Stroke and blood pressure are two major contributors to the development of dementia. The INTERACT trials, led by George Clinical scientific leader, Professor Craig Anderson, is the largest ever clinical trial into acute intracerebral haemorrhage (ICH) ever conducted with 2839 patients participating from 144 hospitals around the world.1 The study measured the impact blood pressure lowering has on patients after acute brain haemorrhage. The intervention appeared to reduce disability and improve quality of life at 3 months. Similarly, the ENCHANTED trial conducted with over 3000 patients globally, again led by Professor Craig Anderson, analysed the effect of two doses of a clot dissolving agent in acute stroke and showed that by giving a low dose, the risk of brain haemorrhage, a known side effect of this widely used drug, was reduced. These global trials, conducted across a diverse range of patients, countries, backgrounds and cultures provide a solid foundation for similar sized, similarly complex, trials into dementia.
Likewise, George Clinical scientific leader, Professor Bruce Neal, leads the ongoing China Salt Substitute and Stroke Study (SSaSS), the largest study of its kind, conducted in 600 rural villages across five northern provinces in China and Tibet. The study recruited 35 high risk individuals from each village, making a total of 21,000 participants. The rationale being that lowering salt intake will lower blood pressure and the stroke risk in this population. This approach to salt reduction has been identified by the World Health Organization as amongst the most cost-effective strategies for vascular disease prevention. The size, scale and impact of the SSaSS trial is staggering. The wealth of clinical data on one of the major risk factors for dementia, across one of the most populous regions on earth, provides future researchers with unparalleled clinical access and data sources.
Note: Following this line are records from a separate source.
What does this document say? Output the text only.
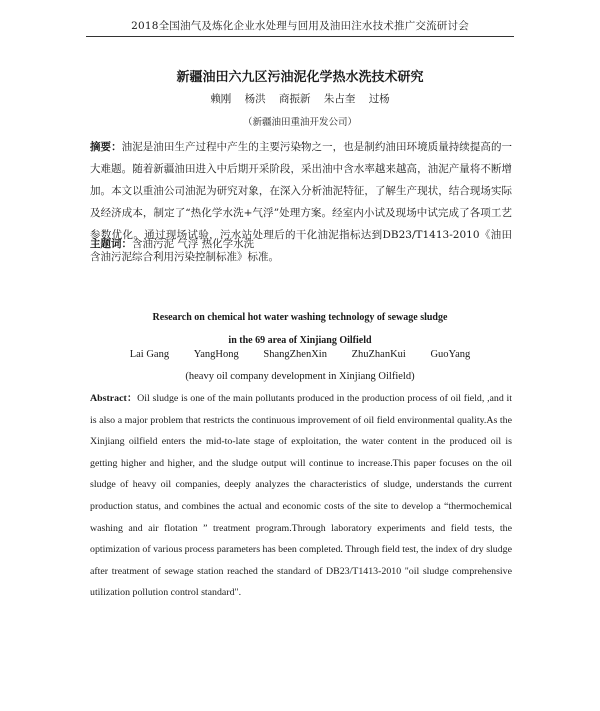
2018全国油气及炼化企业水处理与回用及油田注水技术推广交流研讨会
新疆油田六九区污油泥化学热水洗技术研究
赖刚 杨洪 商振新 朱占奎 过杨
（新疆油田重油开发公司）
摘要：油泥是油田生产过程中产生的主要污染物之一，也是制约油田环境质量持续提高的一大难题。随着新疆油田进入中后期开采阶段，采出油中含水率越来越高，油泥产量将不断增加。本文以重油公司油泥为研究对象，在深入分析油泥特征，了解生产现状，结合现场实际及经济成本，制定了“热化学水洗+气浮”处理方案。经室内小试及现场中试完成了各项工艺参数优化。通过现场试验，污水站处理后的干化油泥指标达到DB23/T1413-2010《油田含油污泥综合利用污染控制标准》标准。
主题词：含油污泥 气浮 热化学水洗
Research on chemical hot water washing technology of sewage sludge
in the 69 area of Xinjiang Oilfield
Lai Gang YangHong ShangZhenXin ZhuZhanKui GuoYang
(heavy oil company development in Xinjiang Oilfield)
Abstract：Oil sludge is one of the main pollutants produced in the production process of oil field, ,and it is also a major problem that restricts the continuous improvement of oil field environmental quality.As the Xinjiang oilfield enters the mid-to-late stage of exploitation, the water content in the produced oil is getting higher and higher, and the sludge output will continue to increase.This paper focuses on the oil sludge of heavy oil companies, deeply analyzes the characteristics of sludge, understands the current production status, and combines the actual and economic costs of the site to develop a “thermochemical washing and air flotation ” treatment program.Through laboratory experiments and field tests, the optimization of various process parameters has been completed. Through field test, the index of dry sludge after treatment of sewage station reached the standard of DB23/T1413-2010 "oil sludge comprehensive utilization pollution control standard".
“When conducting a clinical trial on something as complex as dementia, access to a largely trial-naive population with diversity demographic characteristics is key,” Associate Professor Hackett said. “The best thing about conducting clinical trials in the Asia-Pacific is that a large and diverse population is available, whose participation can produce definitive trial results – it is inherent to the region!”
As the world’s population ages, and more people succumb to the debilitating impact of dementia, the capacity for researchers to access a diversity of clinical populations will be vital to the integrity of clinical trial data and the long-term sustainability of any intervention. Access to clinical populations throughout the diverse Asia-Pacific region, particularly to populations who have been identified as at risk, would provide a more robust data set for addressing a disease such as dementia.